La muerte es amiga y enemiga. En la Biblia, la muerte se presenta en muchos pasajes como enemiga: se dice “tinieblas de muerte” o, como “el último enemigo a vencer”, como algo dramático. En contraste, Francisco de Asís la denomina: “la hermana muerte”, lo mismo que el dramaturgo J.W. Goethe: “y pasan las nubes, se apagan los astros. De lejos ya viene la hermana, ya viene la muerte.

Ingeniosamente P. Kreeft considera la muerte como un “sparring” del boxeo, que es enemigo porque nos golpea y nos pone a prueba, pero a la vez, es amigo porque nos entrena para luchar y triunfar. Por consiguiente, la muerte posee una presencia benéfica que nos conduce a explorar las profundidades del ser humano, a descubrir la fugacidad del tiempo y la importancia de aprovecharlo.

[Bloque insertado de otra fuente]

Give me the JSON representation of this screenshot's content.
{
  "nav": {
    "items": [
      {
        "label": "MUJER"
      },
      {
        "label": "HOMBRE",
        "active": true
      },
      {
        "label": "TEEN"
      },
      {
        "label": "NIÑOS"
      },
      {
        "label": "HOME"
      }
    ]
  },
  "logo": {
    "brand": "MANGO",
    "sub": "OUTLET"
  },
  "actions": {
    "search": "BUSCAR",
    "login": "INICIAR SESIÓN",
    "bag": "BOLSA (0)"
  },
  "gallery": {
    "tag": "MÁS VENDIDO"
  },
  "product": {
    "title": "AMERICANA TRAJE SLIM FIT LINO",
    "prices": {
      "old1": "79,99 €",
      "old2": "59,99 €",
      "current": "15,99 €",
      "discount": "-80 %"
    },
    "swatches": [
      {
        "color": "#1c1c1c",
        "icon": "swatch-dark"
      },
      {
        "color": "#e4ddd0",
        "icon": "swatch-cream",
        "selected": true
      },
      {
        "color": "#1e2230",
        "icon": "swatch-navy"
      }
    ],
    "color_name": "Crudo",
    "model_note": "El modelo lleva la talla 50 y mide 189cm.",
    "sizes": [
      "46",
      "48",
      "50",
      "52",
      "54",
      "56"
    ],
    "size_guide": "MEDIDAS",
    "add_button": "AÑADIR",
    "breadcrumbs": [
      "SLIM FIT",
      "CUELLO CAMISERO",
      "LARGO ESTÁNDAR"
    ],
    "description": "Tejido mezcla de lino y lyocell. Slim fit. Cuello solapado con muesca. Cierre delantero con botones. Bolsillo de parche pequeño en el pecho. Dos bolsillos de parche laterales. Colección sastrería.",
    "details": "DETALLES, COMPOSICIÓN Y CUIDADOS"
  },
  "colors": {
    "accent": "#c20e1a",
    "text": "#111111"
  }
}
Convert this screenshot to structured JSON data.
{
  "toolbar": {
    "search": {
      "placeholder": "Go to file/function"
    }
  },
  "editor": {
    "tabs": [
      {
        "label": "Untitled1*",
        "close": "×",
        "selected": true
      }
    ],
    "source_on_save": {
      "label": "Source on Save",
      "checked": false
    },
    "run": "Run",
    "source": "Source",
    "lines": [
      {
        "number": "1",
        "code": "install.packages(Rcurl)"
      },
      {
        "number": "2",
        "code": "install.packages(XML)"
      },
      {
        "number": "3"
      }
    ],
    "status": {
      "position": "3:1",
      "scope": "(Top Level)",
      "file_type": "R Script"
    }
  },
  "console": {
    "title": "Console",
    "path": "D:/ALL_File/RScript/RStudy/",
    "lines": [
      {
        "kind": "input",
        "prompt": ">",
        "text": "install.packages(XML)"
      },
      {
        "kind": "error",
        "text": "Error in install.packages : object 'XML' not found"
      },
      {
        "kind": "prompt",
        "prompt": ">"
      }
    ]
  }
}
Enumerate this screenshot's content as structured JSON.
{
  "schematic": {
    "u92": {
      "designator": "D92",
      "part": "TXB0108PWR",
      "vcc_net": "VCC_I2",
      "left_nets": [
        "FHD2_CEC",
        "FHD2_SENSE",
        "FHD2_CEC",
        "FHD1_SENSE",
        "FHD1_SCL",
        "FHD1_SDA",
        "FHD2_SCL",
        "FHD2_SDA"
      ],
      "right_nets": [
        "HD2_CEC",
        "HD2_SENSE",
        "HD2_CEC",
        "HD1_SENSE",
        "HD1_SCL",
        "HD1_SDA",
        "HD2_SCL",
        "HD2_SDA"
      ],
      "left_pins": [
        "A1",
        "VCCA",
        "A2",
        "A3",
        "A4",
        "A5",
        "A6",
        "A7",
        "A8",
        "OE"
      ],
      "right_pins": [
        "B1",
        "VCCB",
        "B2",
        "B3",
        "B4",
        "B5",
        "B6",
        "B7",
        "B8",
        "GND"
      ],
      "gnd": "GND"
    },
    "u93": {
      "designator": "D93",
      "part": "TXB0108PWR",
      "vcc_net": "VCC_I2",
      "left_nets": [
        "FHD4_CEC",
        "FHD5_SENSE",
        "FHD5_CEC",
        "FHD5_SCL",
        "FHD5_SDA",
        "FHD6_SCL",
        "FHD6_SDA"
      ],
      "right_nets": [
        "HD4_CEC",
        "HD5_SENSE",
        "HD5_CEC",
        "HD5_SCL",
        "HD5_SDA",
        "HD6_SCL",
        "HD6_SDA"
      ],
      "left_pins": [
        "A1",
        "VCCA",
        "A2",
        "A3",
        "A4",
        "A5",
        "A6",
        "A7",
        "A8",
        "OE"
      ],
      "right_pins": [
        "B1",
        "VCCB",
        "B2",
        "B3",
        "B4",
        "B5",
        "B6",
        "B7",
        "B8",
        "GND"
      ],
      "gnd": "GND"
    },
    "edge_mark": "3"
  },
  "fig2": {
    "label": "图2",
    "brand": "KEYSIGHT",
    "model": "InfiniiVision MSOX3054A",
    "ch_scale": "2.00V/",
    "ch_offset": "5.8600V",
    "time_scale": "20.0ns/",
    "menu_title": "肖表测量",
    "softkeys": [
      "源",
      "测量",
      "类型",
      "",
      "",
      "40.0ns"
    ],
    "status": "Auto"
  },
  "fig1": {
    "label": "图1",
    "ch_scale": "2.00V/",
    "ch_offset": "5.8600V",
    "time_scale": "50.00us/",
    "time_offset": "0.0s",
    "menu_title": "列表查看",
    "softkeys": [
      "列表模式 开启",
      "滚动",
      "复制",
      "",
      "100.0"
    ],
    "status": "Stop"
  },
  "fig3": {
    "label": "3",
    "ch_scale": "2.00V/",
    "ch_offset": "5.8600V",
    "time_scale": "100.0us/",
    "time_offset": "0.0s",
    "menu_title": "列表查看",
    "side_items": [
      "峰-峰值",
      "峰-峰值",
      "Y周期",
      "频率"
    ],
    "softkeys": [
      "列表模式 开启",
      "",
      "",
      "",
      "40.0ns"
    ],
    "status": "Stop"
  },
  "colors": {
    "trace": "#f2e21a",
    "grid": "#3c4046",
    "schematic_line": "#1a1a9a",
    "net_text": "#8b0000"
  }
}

Este aspecto de la muerte lo descubren vivencialmente los grandes místicos. Santa Teresa de Ávila escribía “… y tan alta vida espero, que muero porque no muero”.

Estos rostros de la muerte nos indican que ella tiene una función crítica (krik, del sanscrito purificar), para la persona humana y para la sociedad. Vivir de cara a la muerte implica un llamado a la autenticidad y a la sinceridad. Ignacio de Loyola, gran maestro de espiritualidad decía que, para hacer una sana y buena elección, nos preguntáramos qué haríamos si estuviéramos en la hora de la muerte. En esa hora, se deben quitar todas las máscaras y vivir de modo auténtico. La muerte es como un crisol: todo lo postizo y lo falso, toda la escoria se evapora en el crisol de la muerte. En la tauromaquia, el momento en que el torero entra a matar, se le llama la “hora de la verdad”.

En efecto, la conciencia de nuestra condición mortal debe conducirnos a un análisis crítico del camino recorrido (recuerdo benéfico) y a un proyecto renovador del camino por recorrer. La fugacidad del tiempo, para Píndaro “el sueño de una sobra”, nos invita a aprovechar el momento presente, a vivir una vida de acuerdo con los valores del espíritu, a colaborar, aunque sea modestamente, por la construcción de un mundo mejor. Pedro Arrupe, General de los jesuitas, escribía: “No me resigno a que, cuando yo muera, siga el mundo como si yo no hubiera existido”.